Stoichiometric complexes between cyclic phenylazomethines and a dialkyl phosphate for molecular tiling at the air-water interface

The molecular tiling method is proposed as a novel methodology to provide an artificial molecular arrangement at the air-water interface by assembling rigid amphiphilic units like the pieces. In this study, the mixed monolayers of cyclic phenylazomethine (CPA) as a rigid triangle basement and dihexaciecyl phosphate (DHP) as a monolayer-forming component were investigated by pi-A isotherm measurement and Fourier transform infrared (FTIR) spectroscopy in the reflection-absorption mode in order to provide basic knowledge of molecular tiling design. Although the CPA molecules alone cannot form a stable monolayer on water, monolayers of DHP/CPA mixtures showed two-step condensed phases that reflect two kinds of assembling modes of alkyl chains of these components.

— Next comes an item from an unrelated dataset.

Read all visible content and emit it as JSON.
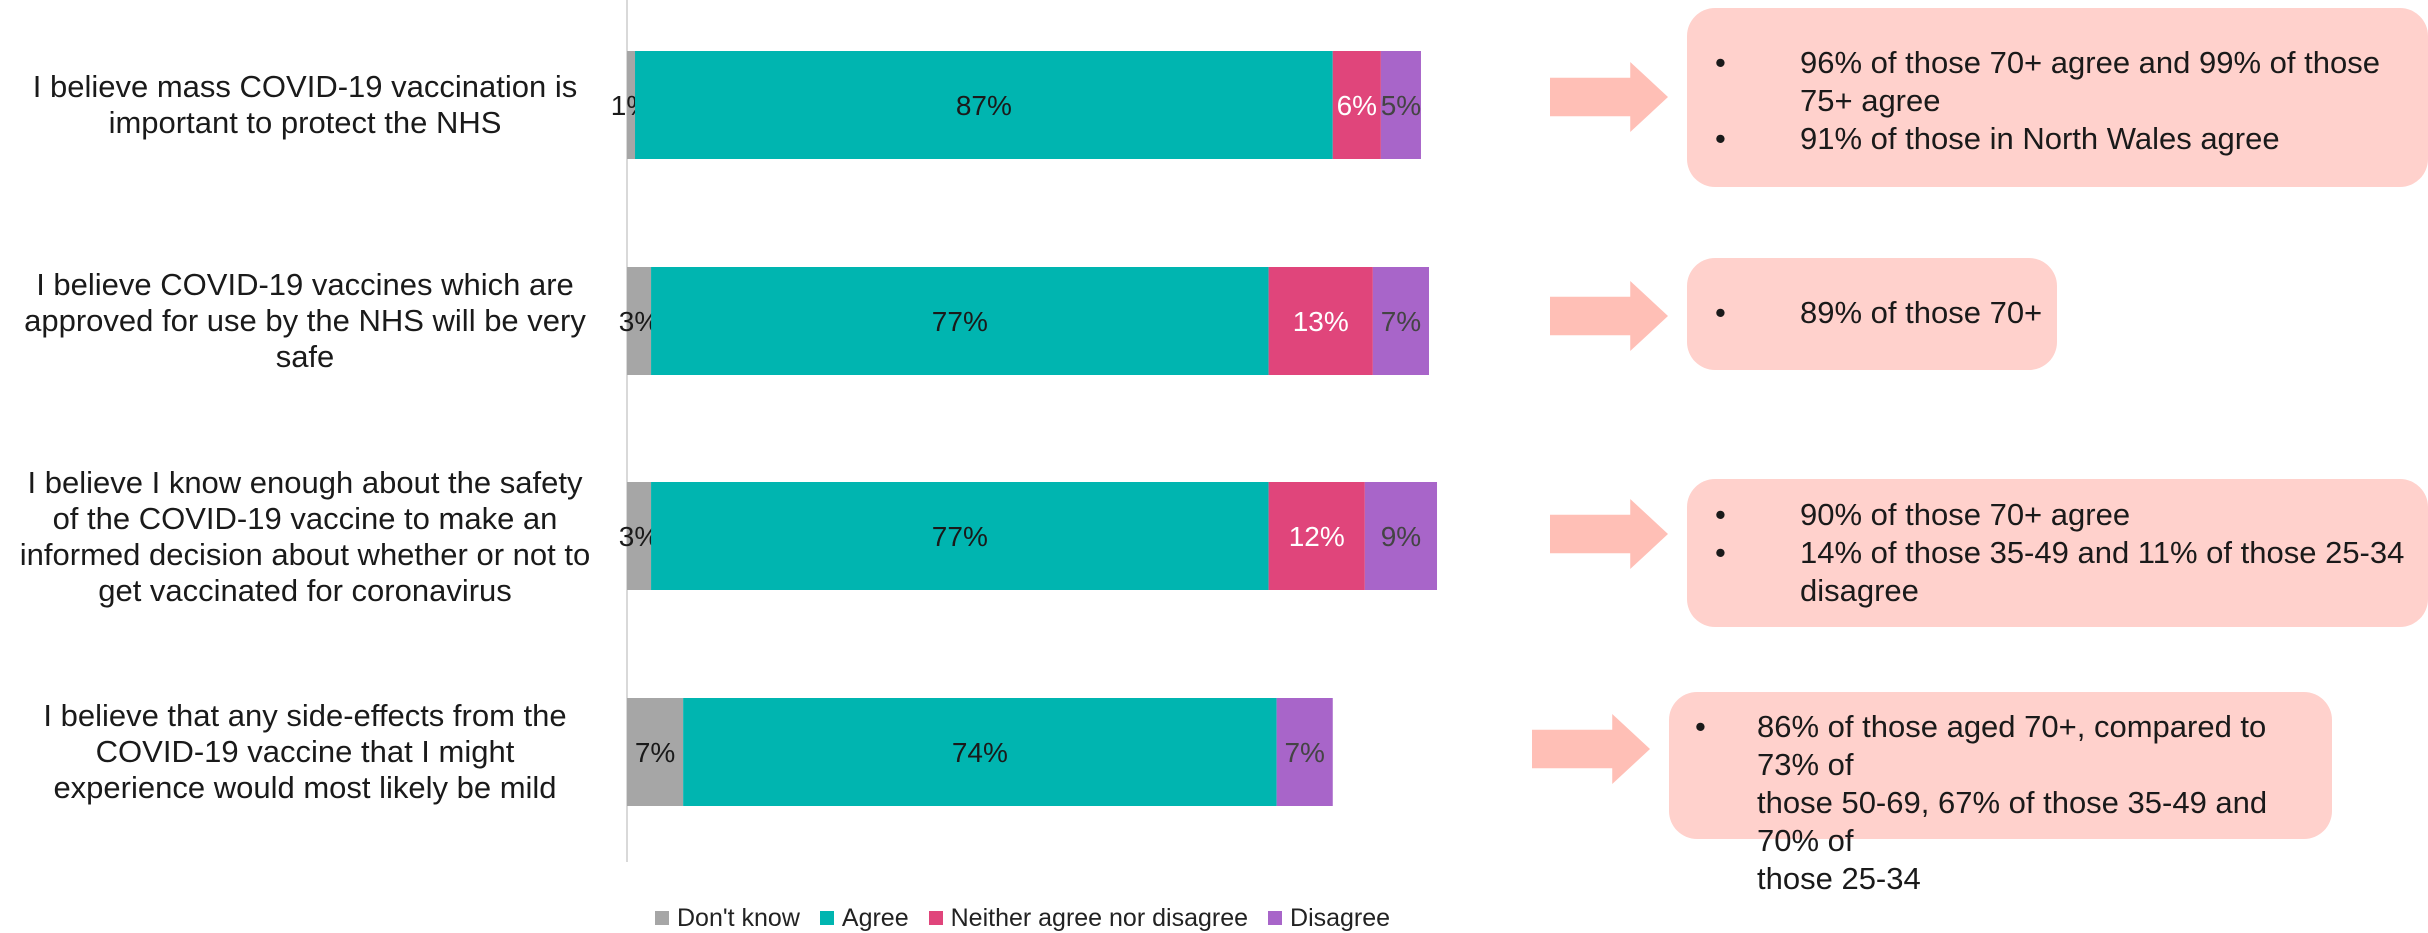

FTIR spectra of the transferred monolayers indicated specific interaction of the amine part in CPA and the phosphate moiety of DHR pi-A isotherms of the systematic change in the mixing ratio revealed the binding stoichiometry between DHP and the CPA to be 3:1. Interaction of DHP molecules to three basic sites of CPA and matching in cross-sectional area between three DHP molecules and CPA core would result in the stable formation of the 3:1 complex.